High-resolution imaging is an important tool for the visual characterization and analysis of a vast range of samples. Scanning electron microscopes (SEMs) are the workhorse of high-resolution imaging across multiple different industries, as it allows for visualization of micro/nanoscale features with a high depth of focus. However, the cost of a typical SEM system can exceed tens of thousands of dollars, restricting its use as a routine analysis tool. Other limitations such as the need for ultrahigh vacuum and specialized training/infrastructure further limit the widespread deployment of electron-enabled imaging, with most industries either outsourcing SEM time, or using a combination of less powerful optical and spectroscopic techniques. Therefore, there exists a need for a low-cost electron imaging tool that can directly address these known limitations.
Our team at The University of British Columbia are developing a system, named AweSEM, that completely re-imagines the components of an SEM (Figure 1) to conceivably lower the cost of a single unit by 100X. This price point is in keeping with digitally integrated optical desktop microscopes. The low cost is made possible primarily through the application of a novel electron source that leverages a heat trap effect on a readily-available carbon nanomaterial. This mode of operation allows for a smaller electron emission area than compared with traditional thermionic electron sources, allowing for more simplified electron optics.
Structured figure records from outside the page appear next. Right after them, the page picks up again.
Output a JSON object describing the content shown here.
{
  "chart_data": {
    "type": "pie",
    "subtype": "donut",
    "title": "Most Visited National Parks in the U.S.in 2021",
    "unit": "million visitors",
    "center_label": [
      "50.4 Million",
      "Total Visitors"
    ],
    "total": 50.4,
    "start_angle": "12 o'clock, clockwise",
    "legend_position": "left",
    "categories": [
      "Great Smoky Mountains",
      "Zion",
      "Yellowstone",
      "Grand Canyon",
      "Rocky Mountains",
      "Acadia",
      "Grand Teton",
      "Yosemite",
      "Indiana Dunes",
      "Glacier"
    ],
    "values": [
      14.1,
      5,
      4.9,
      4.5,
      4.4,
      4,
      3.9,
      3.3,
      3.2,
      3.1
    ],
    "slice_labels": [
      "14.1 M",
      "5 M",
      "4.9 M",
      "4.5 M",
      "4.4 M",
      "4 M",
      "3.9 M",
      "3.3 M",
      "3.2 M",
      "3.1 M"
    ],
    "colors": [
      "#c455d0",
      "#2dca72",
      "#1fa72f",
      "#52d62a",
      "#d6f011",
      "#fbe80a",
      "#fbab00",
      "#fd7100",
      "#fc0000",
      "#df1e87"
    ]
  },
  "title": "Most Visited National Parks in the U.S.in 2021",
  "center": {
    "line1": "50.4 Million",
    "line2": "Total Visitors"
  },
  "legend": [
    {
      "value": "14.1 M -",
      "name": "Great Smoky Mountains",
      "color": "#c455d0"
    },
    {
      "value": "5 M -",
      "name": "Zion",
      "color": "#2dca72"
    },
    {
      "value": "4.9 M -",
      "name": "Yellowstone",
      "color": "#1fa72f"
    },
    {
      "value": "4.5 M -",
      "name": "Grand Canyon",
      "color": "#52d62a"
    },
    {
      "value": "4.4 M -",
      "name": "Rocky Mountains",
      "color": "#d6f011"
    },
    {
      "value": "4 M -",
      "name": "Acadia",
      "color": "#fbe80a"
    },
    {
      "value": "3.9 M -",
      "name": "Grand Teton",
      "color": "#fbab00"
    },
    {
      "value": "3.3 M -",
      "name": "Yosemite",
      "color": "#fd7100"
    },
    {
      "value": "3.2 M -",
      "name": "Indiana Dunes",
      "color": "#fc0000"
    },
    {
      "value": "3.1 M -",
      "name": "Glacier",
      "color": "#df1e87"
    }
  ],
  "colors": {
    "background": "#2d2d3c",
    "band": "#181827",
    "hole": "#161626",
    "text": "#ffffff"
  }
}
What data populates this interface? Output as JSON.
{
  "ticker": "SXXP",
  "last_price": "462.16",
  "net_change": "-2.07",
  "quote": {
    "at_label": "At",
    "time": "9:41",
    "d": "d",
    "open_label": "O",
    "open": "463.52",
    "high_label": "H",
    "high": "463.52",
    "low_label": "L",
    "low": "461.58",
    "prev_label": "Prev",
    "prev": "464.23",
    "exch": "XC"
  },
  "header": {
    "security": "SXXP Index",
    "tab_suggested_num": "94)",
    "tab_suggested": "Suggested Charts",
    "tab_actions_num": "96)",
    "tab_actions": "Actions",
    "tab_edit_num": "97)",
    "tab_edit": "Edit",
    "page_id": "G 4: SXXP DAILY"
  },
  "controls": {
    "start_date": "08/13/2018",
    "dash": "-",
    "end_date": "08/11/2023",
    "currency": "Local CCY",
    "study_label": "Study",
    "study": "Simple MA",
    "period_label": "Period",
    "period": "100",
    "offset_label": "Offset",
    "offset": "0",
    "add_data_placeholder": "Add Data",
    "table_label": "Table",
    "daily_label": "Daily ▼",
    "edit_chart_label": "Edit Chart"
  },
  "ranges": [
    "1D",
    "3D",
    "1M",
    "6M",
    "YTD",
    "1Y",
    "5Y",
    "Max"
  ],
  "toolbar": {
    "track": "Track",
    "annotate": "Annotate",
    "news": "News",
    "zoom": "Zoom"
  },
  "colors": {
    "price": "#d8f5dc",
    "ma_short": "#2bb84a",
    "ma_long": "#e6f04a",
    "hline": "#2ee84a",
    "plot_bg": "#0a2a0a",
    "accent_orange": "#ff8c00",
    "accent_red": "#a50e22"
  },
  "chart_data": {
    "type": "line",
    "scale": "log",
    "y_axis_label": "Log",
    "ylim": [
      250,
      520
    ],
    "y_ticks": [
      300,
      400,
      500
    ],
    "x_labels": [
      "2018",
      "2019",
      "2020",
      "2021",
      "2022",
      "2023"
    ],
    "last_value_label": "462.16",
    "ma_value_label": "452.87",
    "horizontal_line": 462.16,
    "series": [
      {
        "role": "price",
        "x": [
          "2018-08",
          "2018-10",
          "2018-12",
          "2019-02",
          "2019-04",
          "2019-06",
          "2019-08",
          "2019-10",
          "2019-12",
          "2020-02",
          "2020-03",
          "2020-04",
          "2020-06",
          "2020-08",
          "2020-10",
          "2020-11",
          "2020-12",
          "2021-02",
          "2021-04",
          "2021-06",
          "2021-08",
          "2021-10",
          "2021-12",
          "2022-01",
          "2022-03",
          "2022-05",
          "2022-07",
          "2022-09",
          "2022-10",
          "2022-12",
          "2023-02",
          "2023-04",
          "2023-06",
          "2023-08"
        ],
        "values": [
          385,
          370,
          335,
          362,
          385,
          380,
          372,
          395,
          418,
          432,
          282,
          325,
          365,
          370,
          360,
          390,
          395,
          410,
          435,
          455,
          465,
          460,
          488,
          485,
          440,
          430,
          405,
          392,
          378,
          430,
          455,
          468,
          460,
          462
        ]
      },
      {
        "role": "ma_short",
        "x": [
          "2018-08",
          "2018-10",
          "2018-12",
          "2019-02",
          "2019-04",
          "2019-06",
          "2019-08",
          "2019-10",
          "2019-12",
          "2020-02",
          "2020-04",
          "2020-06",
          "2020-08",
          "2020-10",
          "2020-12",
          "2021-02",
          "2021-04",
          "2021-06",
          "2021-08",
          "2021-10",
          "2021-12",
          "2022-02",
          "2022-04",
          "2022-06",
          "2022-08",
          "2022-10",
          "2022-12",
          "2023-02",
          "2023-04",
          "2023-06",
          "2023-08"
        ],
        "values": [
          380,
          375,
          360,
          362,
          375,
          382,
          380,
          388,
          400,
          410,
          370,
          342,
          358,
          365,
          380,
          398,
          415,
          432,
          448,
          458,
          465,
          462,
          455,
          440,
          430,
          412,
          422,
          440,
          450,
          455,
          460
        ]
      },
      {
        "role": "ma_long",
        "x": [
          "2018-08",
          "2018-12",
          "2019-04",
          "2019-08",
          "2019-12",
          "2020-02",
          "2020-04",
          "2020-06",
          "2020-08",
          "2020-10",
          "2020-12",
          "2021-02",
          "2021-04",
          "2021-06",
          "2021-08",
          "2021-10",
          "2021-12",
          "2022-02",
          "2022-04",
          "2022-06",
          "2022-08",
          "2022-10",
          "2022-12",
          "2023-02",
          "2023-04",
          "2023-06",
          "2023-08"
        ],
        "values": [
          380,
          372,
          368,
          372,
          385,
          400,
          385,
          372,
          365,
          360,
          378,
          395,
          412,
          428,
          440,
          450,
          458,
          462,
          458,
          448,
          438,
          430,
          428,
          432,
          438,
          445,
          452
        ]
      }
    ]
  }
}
The beam is contained within a permanently sealed vacuum tube that eliminates the need for active pumping (like an old cathode ray tube television) and is focused through an electron-transparent membrane using a permanent magnet lens that requires no additional power. The sample can then be imaged directly in atmosphere or a low vacuum environment, which drastically simplifies sample preparation and alleviates limitations on sample type. These factors present the opportunity for high throughput sample imaging and characterization. A mechanical stage allows sample scanning in the xy plane. A solid-state detector can be integrated with a smart device (e.g., iPhone, tablet) in order to facilitate cloud-based image processing/sharing, software enhancements, and general ease-of-use. Our proof-of-concept device can capture 1 x 1 mm images with a resolution on the order of a few microns.
The envisioned AweSEM device has the potential to transform a wide range of manufacturing environments with its ability to perform high-throughput and high-resolution imaging. Industries that would benefit from the AweSEM device include but are not limited to microfluidics, tissue engineering, and microelectronics. Constant technological advancements have realized a significant decrease in size for devices that were once on the macro scale, such as accelerometers in smartphones, or lab-on-a-chip diagnostic tools. However, the ability to visually characterize these new devices has essentially remained stagnant, with traditional SEMs utilizing many of the same principles from 50 years ago. AweSEM, with its atmospheric imaging capabilities, can be placed directly in assembly lines to enhance quality control practices with accuracy not possible in traditional optical microscopy. AweSEM will level the playing field for the creation of next generation high-tech devices with its low-cost and high-resolution capabilities.